A worn grip is one of the cheapest, most overlooked upgrades in padel — a fresh overgrip costs a couple of euros and takes under five minutes to fit, but only if you wrap it correctly. Wrap it the wrong way and you get a lumpy, slipping handle that catches your palm on every swing. The technique is simple once you know the five things that actually matter: where you start, the angle you wrap at, how much each turn overlaps the last, how much tension you hold, and how you finish it off.
Step 1: Remove the old grip and clean the handle
Unwind the old overgrip by peeling back the finishing tape and rolling it off in the opposite direction to how it was wrapped — it should come away in one continuous strip. Underneath, you'll usually find the racket's original factory grip, which you normally leave in place; an overgrip is a replacement layer on top of it, not a replacement for it. Once the old overgrip is off, wipe the handle down with a dry cloth to remove sweat residue and any leftover adhesive tack. A clean, dry handle is what lets the new grip's adhesive bond properly — wrapping straight over old residue is the single most common reason a new grip starts peeling within a week.
Step 2: Position the new grip at the butt cap
Find the small starting tab at the narrow end of the new overgrip — most padel overgrips taper slightly to a point here. Peel back just enough backing to expose a few centimetres of adhesive, and anchor that tab at the very bottom of the handle, flush against the butt cap (the flat end cap at the bottom of the racket). Some players angle the starting tab slightly so it wraps around the butt cap edge itself, which locks the bottom end in place and stops it from unraveling later. Getting this starting point right matters more than any other single step: start too high and you leave bare handle exposed at the bottom; start crooked and the whole wrap drifts off-angle from the first turn.
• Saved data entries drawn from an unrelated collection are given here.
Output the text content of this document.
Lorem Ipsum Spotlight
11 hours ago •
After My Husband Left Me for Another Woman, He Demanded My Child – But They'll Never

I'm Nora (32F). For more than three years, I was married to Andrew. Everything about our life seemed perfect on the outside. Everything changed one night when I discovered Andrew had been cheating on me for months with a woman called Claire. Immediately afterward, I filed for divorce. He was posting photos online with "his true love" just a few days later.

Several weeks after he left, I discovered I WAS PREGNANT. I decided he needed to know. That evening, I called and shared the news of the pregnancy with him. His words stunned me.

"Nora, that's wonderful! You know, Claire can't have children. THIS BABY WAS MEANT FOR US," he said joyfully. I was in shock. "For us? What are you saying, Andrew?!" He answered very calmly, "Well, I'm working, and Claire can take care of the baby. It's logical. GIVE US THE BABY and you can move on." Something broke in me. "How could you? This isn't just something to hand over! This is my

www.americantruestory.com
Step 3: Wrap at the correct angle with overlap toward the head
Holding the racket with the head pointing up and away from you, wrap the grip upward in a spiral, angling each turn so it travels diagonally rather than straight around the handle — roughly a 20-30 degree angle from horizontal works for most hands. Each new turn should overlap the previous one by about a third to a half of the tape's width, never wrapping edge-to-edge with no overlap and never doubling fully back over the same spot. The direction that matters most: wrap so that the leading edge of each turn — the edge your hand would catch on as it slides down toward the butt cap — lies flat under the tape rather than sticking up. In practice this means a right-handed player typically wraps moving the grip in a clockwise spiral when viewed from the butt cap looking up the handle (counterclockwise for a left-handed player), so the overlap seam faces away from the direction your palm slides during a swing. If you run a finger down the handle afterward and feel the tape edges catching against the direction of slide, you've wrapped it backward and should redo it.
Step 4: Maintain even tension all the way to the top
Pull the grip taut as you wrap — enough tension that the tape stretches very slightly and lies flat with no air bubbles or loose folds, but not so much that you stretch it thin or tear the material. Tension needs to stay consistent turn after turn; a common mistake is wrapping tightly near the bottom and easing off near the top as your hand fatigues, which leaves the upper handle feeling looser and more prone to slipping exactly where your top hand often rests on two-handed shots. Keep working your way up the handle in the same spiral and overlap pattern until you reach the top of the handle, just below where it meets the racket's throat or head.
Step 5: Secure the top with finishing tape
Cut the overgrip cleanly at the top of the handle, then secure the end with the thin strip of finishing tape that comes included with most overgrips — wrap it tightly around just that top edge, two or three turns, smoothing it down firmly so no edge is left loose enough to pick at. Press along the full length of the grip with your palm once more to bed the adhesive down and squeeze out any remaining air pockets, especially near the bottom anchor point and the top finish. A properly secured grip should show no lifting edges at either end after this final press, and it's ready to play with immediately — no curing or wait time needed.